Ce rapport révèle que les mouvements masculinistes, loin d'être un phénomène marginal, sont devenus un véritable enjeu politique dans notre société actuelle. Les mécanismes des grandes plateformes numériques, notamment leur algorithme, jouent un rôle crucial dans la propagation de ces contenus toxiques, particulièrement auprès des jeunes générations.
Fruit d'un travail approfondi de sept mois comprenant diverses auditions et observations, le rapport, dirigé par les sénatrices Béatrice Gosselin, Olivia Richard et Laurence Rossignol, illustre la nécessité d'une prise de conscience collective face à cette idéologie grandissante.
Un phénomène bien plus qu'une tendance
Les sénatrices soulignent que le masculinisme n'est pas simplement une tendance virale : il s'agit d'un mouvement social structuré avec des visées politiques claires. Selon Laurence Rossignol, les contenus masculinistes s'ancrent progressivement dans la société, perturbant la vie quotidienne et les dynamiques familiales.
"Les masculinismes d'aujourd'hui ne sont pas qu'une simple 'tendance' sur les réseaux sociaux. Ils constituent un mouvement social et politique qui vise à anéantir les droits des femmes et, in fine, à démanteler notre socle démocratique", écrivent-elles.
Les plateformes numériques, particulièrement TikTok et X (anciennement Twitter), sont désignées comme des acteurs néfastes dans cette montée. Le rapport indique que l'algorithme de recommandation pousse ces discours aux utilisateurs, les normalisant dans le quotidien des jeunes.

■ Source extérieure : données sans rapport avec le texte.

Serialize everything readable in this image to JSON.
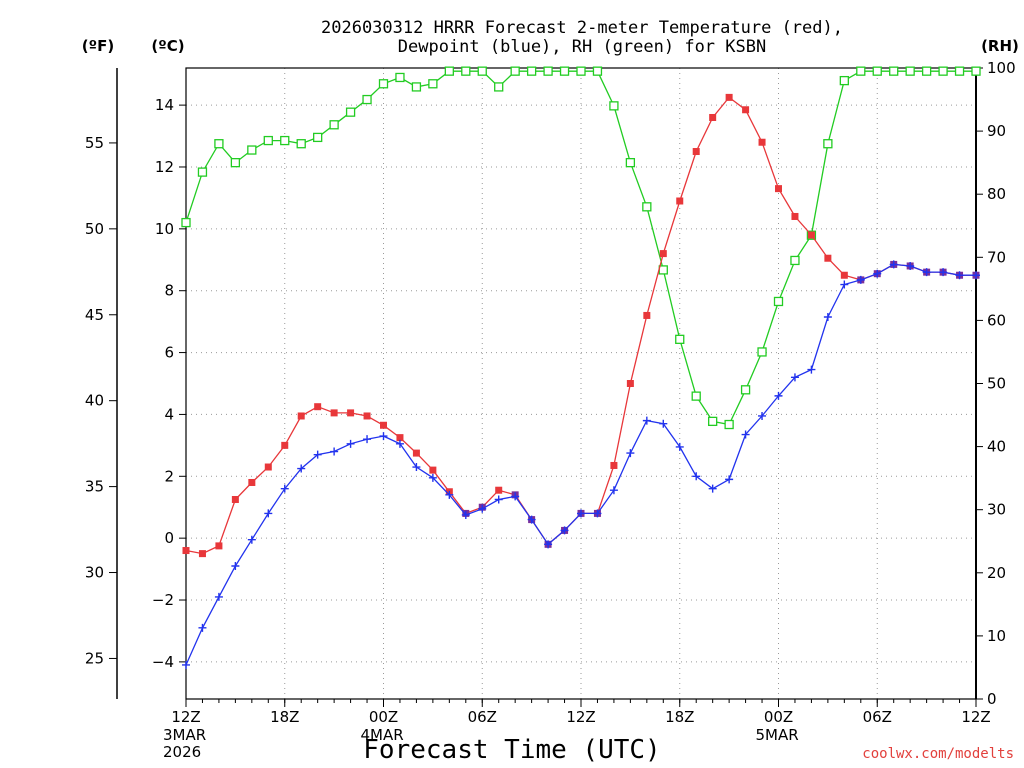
{
  "title_lines": [
    "2026030312 HRRR Forecast 2-meter Temperature (red),",
    "Dewpoint (blue), RH (green) for KSBN"
  ],
  "units": {
    "fahrenheit": "(ºF)",
    "celsius": "(ºC)",
    "rh": "(RH)"
  },
  "credit": "coolwx.com/modelts",
  "colors": {
    "temperature": "#e8373a",
    "dewpoint": "#2233ee",
    "rh": "#22cc22",
    "overlap": "#7a2f9a"
  },
  "chart_data": {
    "type": "line",
    "title": "2026030312 HRRR Forecast 2-meter Temperature (red), Dewpoint (blue), RH (green) for KSBN",
    "xlabel": "Forecast Time (UTC)",
    "x_hours": [
      0,
      1,
      2,
      3,
      4,
      5,
      6,
      7,
      8,
      9,
      10,
      11,
      12,
      13,
      14,
      15,
      16,
      17,
      18,
      19,
      20,
      21,
      22,
      23,
      24,
      25,
      26,
      27,
      28,
      29,
      30,
      31,
      32,
      33,
      34,
      35,
      36,
      37,
      38,
      39,
      40,
      41,
      42,
      43,
      44,
      45,
      46,
      47,
      48
    ],
    "x_ticks": [
      {
        "hour": 0,
        "label": "12Z",
        "sub": [
          "3MAR",
          "2026"
        ]
      },
      {
        "hour": 6,
        "label": "18Z",
        "sub": []
      },
      {
        "hour": 12,
        "label": "00Z",
        "sub": [
          "4MAR"
        ]
      },
      {
        "hour": 18,
        "label": "06Z",
        "sub": []
      },
      {
        "hour": 24,
        "label": "12Z",
        "sub": []
      },
      {
        "hour": 30,
        "label": "18Z",
        "sub": []
      },
      {
        "hour": 36,
        "label": "00Z",
        "sub": [
          "5MAR"
        ]
      },
      {
        "hour": 42,
        "label": "06Z",
        "sub": []
      },
      {
        "hour": 48,
        "label": "12Z",
        "sub": []
      }
    ],
    "y_left_celsius": {
      "lim": [
        -5.2,
        15.2
      ],
      "ticks": [
        "-4",
        "-2",
        "0",
        "2",
        "4",
        "6",
        "8",
        "10",
        "12",
        "14"
      ],
      "tick_values": [
        -4,
        -2,
        0,
        2,
        4,
        6,
        8,
        10,
        12,
        14
      ]
    },
    "y_left_fahrenheit": {
      "ticks": [
        "25",
        "30",
        "35",
        "40",
        "45",
        "50",
        "55"
      ],
      "tick_values": [
        25,
        30,
        35,
        40,
        45,
        50,
        55
      ]
    },
    "y_right_rh": {
      "lim": [
        0,
        100
      ],
      "ticks": [
        "0",
        "10",
        "20",
        "30",
        "40",
        "50",
        "60",
        "70",
        "80",
        "90",
        "100"
      ],
      "tick_values": [
        0,
        10,
        20,
        30,
        40,
        50,
        60,
        70,
        80,
        90,
        100
      ]
    },
    "grid": true,
    "series": [
      {
        "name": "Temperature",
        "axis": "celsius",
        "marker": "filled-square",
        "values": [
          -0.4,
          -0.5,
          -0.25,
          1.25,
          1.8,
          2.3,
          3.0,
          3.95,
          4.25,
          4.05,
          4.05,
          3.95,
          3.65,
          3.25,
          2.75,
          2.2,
          1.5,
          0.8,
          1.0,
          1.55,
          1.4,
          0.6,
          -0.2,
          0.25,
          0.8,
          0.8,
          2.35,
          5.0,
          7.2,
          9.2,
          10.9,
          12.5,
          13.6,
          14.25,
          13.85,
          12.8,
          11.3,
          10.4,
          9.8,
          9.05,
          8.5,
          8.35,
          8.55,
          8.85,
          8.8,
          8.6,
          8.6,
          8.5,
          8.5
        ]
      },
      {
        "name": "Dewpoint",
        "axis": "celsius",
        "marker": "plus",
        "values": [
          -4.1,
          -2.9,
          -1.9,
          -0.9,
          -0.05,
          0.8,
          1.6,
          2.25,
          2.7,
          2.8,
          3.05,
          3.2,
          3.3,
          3.05,
          2.3,
          1.95,
          1.4,
          0.75,
          0.95,
          1.25,
          1.35,
          0.6,
          -0.2,
          0.25,
          0.8,
          0.8,
          1.55,
          2.75,
          3.8,
          3.7,
          2.95,
          2.0,
          1.6,
          1.9,
          3.35,
          3.95,
          4.6,
          5.2,
          5.45,
          7.15,
          8.2,
          8.35,
          8.55,
          8.85,
          8.8,
          8.6,
          8.6,
          8.5,
          8.5
        ]
      },
      {
        "name": "RH",
        "axis": "rh",
        "marker": "open-square",
        "values": [
          75.5,
          83.5,
          88,
          85,
          87,
          88.5,
          88.5,
          88,
          89,
          91,
          93,
          95,
          97.5,
          98.5,
          97,
          97.5,
          99.5,
          99.5,
          99.5,
          97,
          99.5,
          99.5,
          99.5,
          99.5,
          99.5,
          99.5,
          94,
          85,
          78,
          68,
          57,
          48,
          44,
          43.5,
          49,
          55,
          63,
          69.5,
          73.5,
          88,
          98,
          99.5,
          99.5,
          99.5,
          99.5,
          99.5,
          99.5,
          99.5,
          99.5
        ]
      }
    ]
  }
}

Impact des algorithmes et de la culture numérique
En s'appuyant sur des études, notamment celles de l'Université de Dublin, le rapport révèle qu'un jeune homme peut être exposé à ces idées en seulement 26 minutes sur TikTok ou YouTube Shorts. Cette réalité est d'autant plus inquiétante qu'elle reste souvent invisible pour ceux qui les entourent.
"On ne devient pas masculiniste du jour au lendemain. On le devient parfois sans que personne autour de nous ne s'en aperçoive", résume Béatrice Gosselin.
Des codes culturels et une banalisation inquiétante
Les contenus masculinistes exploitent des références culturelles communes, intégrant des éléments de la pop culture, tels que des mèmes ou des références à des films. Ainsi, des personnages de séries comme Peaky Blinders deviennent des modèles pour promouvoir une idéologie viriliste, favorisant une vision pyramidale des relations sociales.
La banalisation de ces idées, souvent entre humoristique et provocateur, rend l'approche insidieuse, ciblant particulièrement les jeunes, les plus susceptibles d'y adhérer. Clavicular, un influenceur masculiniste américain, en est l'illustration, utilisant les réseaux pour tester ses techniques de séduction sans succès, tout en normalisant ces codes devant une audience.
L’économie de la misère et les injonctions virilistes
Derrière la façade de conseils de développement personnel et de séduction, une économie prospère s'est installée, profitant de la détresse et des vulnérabilités. Les chiffres révèlent même qu'à travers des promesses de transformation physique et sociale, les créateurs de contenu trouvent des moyens de profit tout en véhiculant des discours misogyne. Laurence Rossignol évoque un système économique basé sur l'attention, où la radicalisation devient une source de richesse.
Vers une régulation nécessaire
Le rapport préconise une révision en profondeur des politiques de modération des plateformes, avec une définition claire du masculisme dans leurs règlements et des mesures pour contrer ces discours. Introduire des sanctions financières pour les contenus sexistes pourrait ainsi constituer un levier efficace pour désengager le modèle économique des plateformes.
Alors qu'il est impératif de répondre à cette problématique au niveau européen, le rapport souligne également l'importance d'une éducation adaptée dès le plus jeune âge, renforçant la nécessité de doter les établissements scolaires des outils nécessaires pour combattre ces idées toxiques. Le dernier point évoqué est celui de la création d'organes dédiés à l'observation et à l'analyse du phénomène, coordonnant ainsi les actions publiques contre cette menace.
Dans un contexte où la DGSI a spécifiquement sonné l'alarme sur des risques de radicalisation liés à ces idéaux, le phénomène ne peut plus être ignoré. Comme l'affirment les sénatrices, la lutte pour l'égalité des sexes et la protection des droits des femmes est primordiale pour préserver notre démocratie.